There was a cliff. It was exactly what you think it was. A sudden edge. A large drop lingering just off its sheered face. Steep and looming. El Capitan.

But the cliff wasn’t really a cliff. Nor was it a mountain. It was an event. A timeline. A milestone. One where you felt it, deep in your gut. It was a birthday; you know a decade change birthday. A big zero hovering, pulsating a white-hot light in your mind while screaming silently “time is moving on.” That scream in some ways, deafening.

That cliff was recently mine. To fall off recklessly, terrified and without abandon, letting the fall consume me. Or, to grasp it on my own terms like Alex Honnold in Free Solo (documentary) as he climbed the 3,000 foot face of El Capitan in California’s Yosemite Park without a rope. And then, I remember.

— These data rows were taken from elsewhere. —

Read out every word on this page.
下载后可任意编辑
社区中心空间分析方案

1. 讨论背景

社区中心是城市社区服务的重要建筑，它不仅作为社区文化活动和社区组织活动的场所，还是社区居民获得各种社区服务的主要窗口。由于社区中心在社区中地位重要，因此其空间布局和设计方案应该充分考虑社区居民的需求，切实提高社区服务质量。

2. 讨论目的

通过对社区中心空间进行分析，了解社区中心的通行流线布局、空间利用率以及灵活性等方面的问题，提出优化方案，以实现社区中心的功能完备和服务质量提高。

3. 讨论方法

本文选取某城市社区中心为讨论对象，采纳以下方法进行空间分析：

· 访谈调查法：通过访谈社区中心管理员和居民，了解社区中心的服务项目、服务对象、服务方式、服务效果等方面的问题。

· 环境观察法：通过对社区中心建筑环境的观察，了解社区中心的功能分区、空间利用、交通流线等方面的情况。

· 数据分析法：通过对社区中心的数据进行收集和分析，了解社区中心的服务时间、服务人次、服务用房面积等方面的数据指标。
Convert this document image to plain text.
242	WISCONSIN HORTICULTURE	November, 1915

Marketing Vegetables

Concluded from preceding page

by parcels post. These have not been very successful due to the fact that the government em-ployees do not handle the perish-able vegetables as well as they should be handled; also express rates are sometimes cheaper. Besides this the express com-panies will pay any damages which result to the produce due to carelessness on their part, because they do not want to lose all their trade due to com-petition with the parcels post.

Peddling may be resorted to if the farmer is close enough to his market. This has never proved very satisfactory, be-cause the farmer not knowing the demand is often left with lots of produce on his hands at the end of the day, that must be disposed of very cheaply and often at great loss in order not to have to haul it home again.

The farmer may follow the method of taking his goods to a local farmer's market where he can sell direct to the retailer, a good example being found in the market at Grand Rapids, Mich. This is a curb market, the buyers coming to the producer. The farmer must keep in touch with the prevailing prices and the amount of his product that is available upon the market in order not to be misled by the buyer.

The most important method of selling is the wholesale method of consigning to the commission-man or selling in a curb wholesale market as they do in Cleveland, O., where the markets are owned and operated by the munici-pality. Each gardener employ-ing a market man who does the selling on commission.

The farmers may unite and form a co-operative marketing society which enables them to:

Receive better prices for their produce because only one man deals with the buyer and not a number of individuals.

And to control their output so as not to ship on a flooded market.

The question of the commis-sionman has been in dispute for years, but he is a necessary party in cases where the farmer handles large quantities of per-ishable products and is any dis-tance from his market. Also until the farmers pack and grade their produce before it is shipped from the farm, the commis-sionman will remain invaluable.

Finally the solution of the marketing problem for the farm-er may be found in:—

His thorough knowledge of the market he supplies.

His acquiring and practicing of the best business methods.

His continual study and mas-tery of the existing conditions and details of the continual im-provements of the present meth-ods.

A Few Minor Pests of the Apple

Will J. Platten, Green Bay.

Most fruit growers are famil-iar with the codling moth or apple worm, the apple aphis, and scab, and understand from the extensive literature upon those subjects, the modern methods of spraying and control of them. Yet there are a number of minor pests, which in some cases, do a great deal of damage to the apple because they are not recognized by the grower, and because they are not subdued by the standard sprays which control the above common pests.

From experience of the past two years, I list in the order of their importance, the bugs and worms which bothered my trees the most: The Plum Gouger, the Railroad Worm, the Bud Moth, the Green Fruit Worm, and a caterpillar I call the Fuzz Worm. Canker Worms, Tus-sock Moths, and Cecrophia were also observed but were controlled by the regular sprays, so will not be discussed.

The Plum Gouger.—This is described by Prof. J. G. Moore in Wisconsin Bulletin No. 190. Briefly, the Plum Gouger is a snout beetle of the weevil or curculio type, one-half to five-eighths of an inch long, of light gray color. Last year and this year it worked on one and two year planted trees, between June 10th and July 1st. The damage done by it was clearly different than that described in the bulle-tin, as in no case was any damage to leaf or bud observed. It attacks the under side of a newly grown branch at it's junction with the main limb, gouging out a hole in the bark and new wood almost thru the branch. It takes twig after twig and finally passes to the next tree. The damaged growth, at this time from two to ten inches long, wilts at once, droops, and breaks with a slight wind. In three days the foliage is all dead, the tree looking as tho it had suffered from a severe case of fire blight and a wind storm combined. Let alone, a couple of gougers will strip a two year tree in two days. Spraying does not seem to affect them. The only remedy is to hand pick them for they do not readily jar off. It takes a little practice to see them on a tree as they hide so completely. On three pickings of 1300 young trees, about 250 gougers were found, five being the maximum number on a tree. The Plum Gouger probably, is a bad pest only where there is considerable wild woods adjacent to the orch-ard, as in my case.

The message wasn’t clear as a fuzzy white noise filled the background. After a long pause, a familiar voice cut through the noise, clear and deep in resonance, relaying birthday wishes and a reminder to celebrate. As quickly as the message had started, it had also ended. The caller’s last words, “birthdays are special.” The caller would know. He unexpectedly passed away less than 24 hours later, his own birthday just under four weeks away. The message was left for my brother, who couldn’t answer the phone as he was out of the country. The caller was my dad. My brother played the message repeatedly after we heard the news. Each time, its shock felt a little deeper.

This call still haunts me many years later. It reminds me that birthdays are finite and even milestones or mountains, can be conquered if I choose.